Dine Brands accelerates openings, remodels as development priority returns
Dine Brands opened 24 units in a quarter and is betting on dual-brand restaurants, a reset that could mean broader job scopes and leaner staffing inside the dining room.

Dine Brands is picking up the pace on openings and remodels, and that shift matters as much to the people on the floor as it does to Wall Street. The Pasadena, California company said it opened 24 units in the first quarter of fiscal 2026, up from 10 a year earlier, with growth coming from dual-branded restaurants, relocations and single-concept openings at Applebee’s Neighborhood Grill + Bar and IHOP.
Revenue rose to $225.2 million from $214.8 million a year earlier, helped mainly by higher company-owned restaurant sales tied to the timing and number of restaurants the company acquired from franchisees. Chief executive John Peyton said development remained a key priority for long-term growth, and pointed to the Applebee’s Lookin’ Good remodel program and targeted investments in company-owned locations as part of that plan.
For restaurant workers, the biggest change is not just more doors. It is the format. Dine has defined dual-branded restaurants as locations that run both IHOP and Applebee’s under two separate franchise agreements in one building, and the company said those units are a central part of its expansion strategy. In practice, that kind of setup can mean workers are asked to handle a wider mix of dayparts, menus and service rhythms, with breakfast, lunch, dinner and late-night traffic all feeding the same labor pool. That can create more efficient scheduling, but it can also push hosts, servers, bartenders and kitchen staff to absorb more cross-training and more flexibility than a single-concept store.

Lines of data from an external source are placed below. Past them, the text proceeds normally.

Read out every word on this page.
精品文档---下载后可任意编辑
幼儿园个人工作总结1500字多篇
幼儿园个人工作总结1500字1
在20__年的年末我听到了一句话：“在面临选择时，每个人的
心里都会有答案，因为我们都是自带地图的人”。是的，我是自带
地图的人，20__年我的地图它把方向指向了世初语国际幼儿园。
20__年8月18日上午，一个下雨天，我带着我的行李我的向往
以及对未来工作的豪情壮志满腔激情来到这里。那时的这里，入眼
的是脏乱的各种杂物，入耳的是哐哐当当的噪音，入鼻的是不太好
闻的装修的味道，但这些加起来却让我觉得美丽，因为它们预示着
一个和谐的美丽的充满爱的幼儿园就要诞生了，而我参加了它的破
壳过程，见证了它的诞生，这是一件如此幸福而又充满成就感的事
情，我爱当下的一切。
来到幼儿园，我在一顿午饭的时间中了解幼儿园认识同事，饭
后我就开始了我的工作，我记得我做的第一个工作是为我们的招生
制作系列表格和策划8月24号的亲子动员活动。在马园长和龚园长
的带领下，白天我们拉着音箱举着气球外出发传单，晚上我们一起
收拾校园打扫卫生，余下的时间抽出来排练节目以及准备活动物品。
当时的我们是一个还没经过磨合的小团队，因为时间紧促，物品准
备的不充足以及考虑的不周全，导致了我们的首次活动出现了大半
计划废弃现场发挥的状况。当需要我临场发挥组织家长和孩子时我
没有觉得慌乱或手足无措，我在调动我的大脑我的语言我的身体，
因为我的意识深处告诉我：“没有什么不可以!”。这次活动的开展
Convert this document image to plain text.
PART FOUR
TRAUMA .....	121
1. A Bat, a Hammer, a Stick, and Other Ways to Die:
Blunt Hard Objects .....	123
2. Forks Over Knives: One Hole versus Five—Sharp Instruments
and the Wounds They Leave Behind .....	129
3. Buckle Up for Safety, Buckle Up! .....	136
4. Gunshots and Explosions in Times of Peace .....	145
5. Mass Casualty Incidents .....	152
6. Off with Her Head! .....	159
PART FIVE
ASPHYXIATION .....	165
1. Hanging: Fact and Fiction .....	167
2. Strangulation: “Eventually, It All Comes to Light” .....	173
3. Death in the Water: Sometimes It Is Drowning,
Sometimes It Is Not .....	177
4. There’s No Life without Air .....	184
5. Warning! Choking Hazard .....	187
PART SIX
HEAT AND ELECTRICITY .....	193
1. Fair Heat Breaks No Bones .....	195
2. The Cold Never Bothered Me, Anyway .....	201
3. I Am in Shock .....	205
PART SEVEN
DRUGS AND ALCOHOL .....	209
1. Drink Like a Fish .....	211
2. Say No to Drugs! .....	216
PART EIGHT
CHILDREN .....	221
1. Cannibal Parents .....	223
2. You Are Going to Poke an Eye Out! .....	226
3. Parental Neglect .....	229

Peyton said IHOP was still opening 30 to 40 restaurants a year and Applebee’s would open a handful of new locations, more than it has in recent years. Dine said it was on track to reach 80 dual-branded U.S. restaurants by the end of 2026, with more than 90% of IHOP openings coming with existing franchisees. Another summary of the company’s first-quarter call said Dine already had 43 operating dual-brand restaurants and 13 under construction.
The unit economics are driving the push. Dine has said the Applebee’s Lookin’ Good effort is a multi-year program, and earlier reporting said it began with 30 of the 47 Applebee’s restaurants Dine took back from franchisees, with five more slated for dual-brand conversion before those remodeled units were refranchised. Dine has also said recent Applebee’s relocations lifted sales by more than 50% versus the previous sites, with some locations up 60% to 95%. That points to a development strategy centered on better real estate, tighter labor deployment and more blended operations, not just expansion for expansion’s sake.

The broader shift is clear: Dine is no longer treating development as a side project. It is using remodels, relocations and co-branding to remake how its restaurants function, and the people working inside those buildings will feel that redesign first.